Leyenda de la Bacante ©

Fantasía en un lugar hecho de agua, luz y Piedra.

Leyenda de la Bacante

Visitaba un lugar querido, un Parque Natural en el que los juegos del agua al precipitarse en numerosas cascadas componían una sinfonía de salvaje belleza. La tarde iba cayendo, y la luz crepuscular teñía todo el lugar de una misteriosa luz rojizo/dorada, que encendía los sentidos e invitaba a disfrutar la salvaje sensualidad de la Naturaleza.

Y entonces la ví: su esbelto y moreno cuerpo, apenas cubierto por un vaporoso y sensual vestido, casi una corta túnica, que sólo cubría lo justo para que la sociedad bien pensante no la persiguiera, se destacaba contra el plateado cortinaje de la gran cascada a su espalda. Al principio no entendí bien qué pretendía, creí que se había perdido y que confusa, estaba a punto de precipitarse en el profundo lago en el que la caída del agua, tras rebotar en un reborde de la roca y formar una exquisita gruta, terminaba desplomándose. Interpreté erróneamente el brillo de sus enormes ojos y me acerqué, creí, a socorrerla.

Cuando adelanté una mano, caí en la cuenta de mi error. Sus inmensos ojos reían, igual que su boca, al tiempo que las gotas de aquella incesante lluvia, la mojaban de arriba abajo, adhiriendo el suave vestido a su cuerpo como una segunda piel, y desvelando todos sus prodigiosos encantos. Al ver mi gesto y mi expresión de terror, se echó a reir con más fuerza, y mientras una de sus manos asía la mía, ya desesperada, la otra desabrochó no sé qué oculta fíbula que sujetaba su etérea vestimenta, y ésta fue arrastrada hasta su pies por el agua, quedando allí ella, victoriosa, inmortal, escultural y prodigiosamente desnuda. Su mano me atrajo hacia sí, la otra acarició mis sienes y durante unos segundos (¿o fueron unos siglos?) nuestras bocas se unieron como nunca antes lo habían hecho, nuestras lenguas se abrazaron hasta el infinito, nuestros dientes tintineaban cuando se encontraban entre sí, nuestros alientos se mezclaban hasta respirarnos el uno al otro. No se cómo, mi torpeza fue suplida por su sabiduría, y al instante yo estaba también desnudo como nací, recibiendo ambos el bautismo del agua pura, del sexo alegre, del placer compartido. Las manos se buscaban ávidas, deteniéndose en cada rincón del otro que respondía sus caricias, las bocas también recorrieron todas las anfractuosidades del cuerpo amado, todos los exquisitos lugares donde el placer se escondía y volaba con un suspiro al ser alcanzado. No hubo un milímetro de su piel que yo no recorriera. No hubo una pulgada de la mía que ella no visitara. Y cuando el estruendo del agua ahogó nuestros gemidos, los cuerpos decidieron ellos solos que no podían ya más seguir separados. Nuestra unión fue tierna y salvaje, fugaz y eterna, consciente y desesperada. El agua resbalaba por nuestros cuerpos y nuestros miembros, mientras la luz del Poniente arrancaba de las gotas que contra nosotros se estrellaban, brillos de diamantes infinitos, irisaciones de luces del Paraíso.

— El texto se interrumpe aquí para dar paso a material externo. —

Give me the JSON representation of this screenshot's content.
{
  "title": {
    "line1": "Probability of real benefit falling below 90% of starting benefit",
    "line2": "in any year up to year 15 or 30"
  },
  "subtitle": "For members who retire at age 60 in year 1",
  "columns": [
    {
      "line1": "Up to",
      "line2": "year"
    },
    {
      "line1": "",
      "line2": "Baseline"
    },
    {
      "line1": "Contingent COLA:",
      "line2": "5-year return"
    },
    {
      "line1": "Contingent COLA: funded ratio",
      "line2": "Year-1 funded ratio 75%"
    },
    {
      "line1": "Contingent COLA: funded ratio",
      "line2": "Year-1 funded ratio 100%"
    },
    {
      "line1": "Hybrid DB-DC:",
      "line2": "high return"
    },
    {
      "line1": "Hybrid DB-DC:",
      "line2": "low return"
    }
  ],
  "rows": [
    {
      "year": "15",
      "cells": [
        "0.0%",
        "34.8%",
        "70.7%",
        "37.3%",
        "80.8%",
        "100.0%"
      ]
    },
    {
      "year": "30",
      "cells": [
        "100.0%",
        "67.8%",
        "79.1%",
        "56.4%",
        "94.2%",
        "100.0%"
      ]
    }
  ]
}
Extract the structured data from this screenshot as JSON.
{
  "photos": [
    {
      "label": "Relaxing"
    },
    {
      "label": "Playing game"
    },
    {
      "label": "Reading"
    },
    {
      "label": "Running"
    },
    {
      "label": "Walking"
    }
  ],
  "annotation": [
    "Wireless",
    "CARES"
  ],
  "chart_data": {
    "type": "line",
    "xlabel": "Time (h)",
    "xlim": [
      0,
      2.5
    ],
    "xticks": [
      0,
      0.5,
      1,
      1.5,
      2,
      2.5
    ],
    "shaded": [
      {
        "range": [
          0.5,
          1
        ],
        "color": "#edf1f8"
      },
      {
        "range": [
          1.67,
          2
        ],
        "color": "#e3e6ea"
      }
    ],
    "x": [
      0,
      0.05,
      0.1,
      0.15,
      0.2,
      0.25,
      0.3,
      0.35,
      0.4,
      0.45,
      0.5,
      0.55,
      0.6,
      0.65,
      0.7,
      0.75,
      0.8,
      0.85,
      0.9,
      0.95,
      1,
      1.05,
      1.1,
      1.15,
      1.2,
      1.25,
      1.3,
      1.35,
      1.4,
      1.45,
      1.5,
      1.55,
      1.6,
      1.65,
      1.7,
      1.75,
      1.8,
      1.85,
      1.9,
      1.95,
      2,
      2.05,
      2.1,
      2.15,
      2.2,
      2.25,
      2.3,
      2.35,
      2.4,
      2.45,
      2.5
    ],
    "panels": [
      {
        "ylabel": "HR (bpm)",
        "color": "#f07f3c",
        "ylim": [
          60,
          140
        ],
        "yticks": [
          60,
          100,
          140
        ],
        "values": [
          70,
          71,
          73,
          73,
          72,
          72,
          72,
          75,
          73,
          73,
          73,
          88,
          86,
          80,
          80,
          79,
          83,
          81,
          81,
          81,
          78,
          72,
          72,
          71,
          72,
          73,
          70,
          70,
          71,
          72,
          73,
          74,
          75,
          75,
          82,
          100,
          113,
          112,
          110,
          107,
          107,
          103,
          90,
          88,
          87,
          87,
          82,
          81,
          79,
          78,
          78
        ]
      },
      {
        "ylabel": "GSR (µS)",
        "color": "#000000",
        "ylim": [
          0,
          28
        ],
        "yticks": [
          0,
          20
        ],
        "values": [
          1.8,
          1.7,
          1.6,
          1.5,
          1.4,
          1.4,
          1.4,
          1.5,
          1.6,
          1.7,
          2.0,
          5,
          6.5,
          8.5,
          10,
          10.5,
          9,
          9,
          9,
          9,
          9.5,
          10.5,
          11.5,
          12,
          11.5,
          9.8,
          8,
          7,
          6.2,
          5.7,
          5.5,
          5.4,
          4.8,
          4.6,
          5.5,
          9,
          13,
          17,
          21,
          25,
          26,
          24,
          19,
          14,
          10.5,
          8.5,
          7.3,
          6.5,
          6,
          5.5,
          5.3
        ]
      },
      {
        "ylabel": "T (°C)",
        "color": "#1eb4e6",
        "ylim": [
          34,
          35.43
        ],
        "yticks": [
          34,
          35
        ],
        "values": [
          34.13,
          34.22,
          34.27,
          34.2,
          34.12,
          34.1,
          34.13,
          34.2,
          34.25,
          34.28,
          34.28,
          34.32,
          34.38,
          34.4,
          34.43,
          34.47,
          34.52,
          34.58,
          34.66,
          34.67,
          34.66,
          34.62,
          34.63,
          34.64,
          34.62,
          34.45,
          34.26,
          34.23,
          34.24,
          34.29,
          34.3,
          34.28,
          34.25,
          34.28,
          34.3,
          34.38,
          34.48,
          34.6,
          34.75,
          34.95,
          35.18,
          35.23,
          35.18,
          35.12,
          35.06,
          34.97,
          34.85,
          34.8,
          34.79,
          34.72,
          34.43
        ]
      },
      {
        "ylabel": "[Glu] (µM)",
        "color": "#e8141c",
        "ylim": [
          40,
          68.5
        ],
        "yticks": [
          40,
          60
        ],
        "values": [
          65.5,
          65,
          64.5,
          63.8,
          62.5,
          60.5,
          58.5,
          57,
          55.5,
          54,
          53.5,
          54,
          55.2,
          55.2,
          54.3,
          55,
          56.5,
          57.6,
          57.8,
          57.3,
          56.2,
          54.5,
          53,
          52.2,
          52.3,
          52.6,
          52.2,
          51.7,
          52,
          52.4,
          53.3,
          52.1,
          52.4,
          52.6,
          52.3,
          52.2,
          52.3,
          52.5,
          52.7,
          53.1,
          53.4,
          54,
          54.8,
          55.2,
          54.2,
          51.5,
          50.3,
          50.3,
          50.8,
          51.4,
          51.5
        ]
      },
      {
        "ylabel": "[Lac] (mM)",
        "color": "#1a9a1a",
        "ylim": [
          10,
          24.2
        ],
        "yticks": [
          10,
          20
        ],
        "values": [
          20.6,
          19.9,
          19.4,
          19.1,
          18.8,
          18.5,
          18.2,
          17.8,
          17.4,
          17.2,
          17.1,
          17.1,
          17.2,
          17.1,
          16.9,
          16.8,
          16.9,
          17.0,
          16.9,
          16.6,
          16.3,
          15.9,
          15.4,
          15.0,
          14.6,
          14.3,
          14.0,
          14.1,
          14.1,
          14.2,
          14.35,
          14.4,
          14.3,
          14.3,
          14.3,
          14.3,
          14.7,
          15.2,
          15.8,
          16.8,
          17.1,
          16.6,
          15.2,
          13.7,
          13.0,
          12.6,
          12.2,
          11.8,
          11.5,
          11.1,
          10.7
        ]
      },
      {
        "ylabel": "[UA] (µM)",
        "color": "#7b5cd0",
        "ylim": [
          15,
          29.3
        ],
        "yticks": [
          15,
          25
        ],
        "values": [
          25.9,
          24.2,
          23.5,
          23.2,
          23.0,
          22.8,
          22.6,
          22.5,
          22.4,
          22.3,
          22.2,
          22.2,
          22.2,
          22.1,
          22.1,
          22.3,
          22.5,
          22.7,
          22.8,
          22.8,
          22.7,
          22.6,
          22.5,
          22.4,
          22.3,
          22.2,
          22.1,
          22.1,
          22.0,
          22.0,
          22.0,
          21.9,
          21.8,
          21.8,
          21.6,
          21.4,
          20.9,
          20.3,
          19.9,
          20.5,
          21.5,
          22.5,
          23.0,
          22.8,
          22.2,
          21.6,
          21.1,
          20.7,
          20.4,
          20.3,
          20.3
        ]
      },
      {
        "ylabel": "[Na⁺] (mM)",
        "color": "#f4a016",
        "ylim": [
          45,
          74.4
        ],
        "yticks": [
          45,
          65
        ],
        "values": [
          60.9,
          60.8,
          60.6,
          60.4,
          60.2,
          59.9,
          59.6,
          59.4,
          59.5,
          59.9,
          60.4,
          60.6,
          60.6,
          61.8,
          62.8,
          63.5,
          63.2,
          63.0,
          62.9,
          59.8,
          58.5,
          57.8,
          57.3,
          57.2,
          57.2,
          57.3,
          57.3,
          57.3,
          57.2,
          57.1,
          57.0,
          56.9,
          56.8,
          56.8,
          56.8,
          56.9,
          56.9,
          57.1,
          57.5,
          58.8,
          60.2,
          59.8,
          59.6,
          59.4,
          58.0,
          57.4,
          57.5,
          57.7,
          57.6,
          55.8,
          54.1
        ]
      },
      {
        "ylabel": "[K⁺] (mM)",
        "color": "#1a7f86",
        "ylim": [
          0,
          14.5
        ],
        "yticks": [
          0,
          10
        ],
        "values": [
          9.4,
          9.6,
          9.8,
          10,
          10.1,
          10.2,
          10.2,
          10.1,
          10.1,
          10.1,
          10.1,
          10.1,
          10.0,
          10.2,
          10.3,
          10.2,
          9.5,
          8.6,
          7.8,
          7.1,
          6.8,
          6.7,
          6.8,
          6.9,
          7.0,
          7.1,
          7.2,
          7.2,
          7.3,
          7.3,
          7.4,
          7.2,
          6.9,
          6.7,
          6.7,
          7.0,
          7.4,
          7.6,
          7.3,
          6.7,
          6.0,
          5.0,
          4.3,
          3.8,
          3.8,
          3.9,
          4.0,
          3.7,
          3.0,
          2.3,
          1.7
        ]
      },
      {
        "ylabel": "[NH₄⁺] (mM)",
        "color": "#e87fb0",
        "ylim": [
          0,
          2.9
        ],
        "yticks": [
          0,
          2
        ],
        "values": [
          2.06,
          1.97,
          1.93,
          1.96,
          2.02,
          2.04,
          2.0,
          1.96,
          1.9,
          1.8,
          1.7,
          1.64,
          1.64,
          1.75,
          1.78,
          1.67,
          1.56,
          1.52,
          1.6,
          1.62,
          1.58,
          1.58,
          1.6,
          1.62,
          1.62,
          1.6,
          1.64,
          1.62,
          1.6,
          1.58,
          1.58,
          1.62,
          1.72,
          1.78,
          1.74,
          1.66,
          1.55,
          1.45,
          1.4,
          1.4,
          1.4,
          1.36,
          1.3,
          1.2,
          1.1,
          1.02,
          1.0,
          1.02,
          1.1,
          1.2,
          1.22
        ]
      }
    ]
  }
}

Y cuando el último de rayo de Sol hendió la cascada victorioso, atravesándola hasta el fondo de su más recóndito secreto, fue nuestra fusión la más perfecta que pueda recordarse, y nuestro grito de entusiasmo apagó el estruendo del agua, provocó que los pájaros alzaran el vuelo presurosos, y nos derribó, vencidos en la más dulce derrota, por cuanto supone el triunfo de los dos.

Pasó un segundo, pasó un milenio. Y sólo se que de repente ella no estaba, que yo me encontraba empapado y desnudo, mientras los guardas del Parque voceaban para hacer salir a los rezagados, por lo que tuve que huir de allí sin mirar atrás.

No la volví a ver, pero años más tarde volví a aquel sitio, donde todavía se recuerda la leyenda de una ninfa del lugar que se aparecía y seducía a los visitantes, y se sitúa en una pequeña gruta, hoy seca, llamada de "la Bacante". Y al contemplarla, las formaciones rocosas creadas por el agua sobre las plantas milenarias, cobran vida y vuelvo a oir su risa, a ver sus ojos, a sentir su cuerpo y el agua que maternal nos abrazaba aquel día en que, sin saberlo, llegamos a ser dioses por un instante.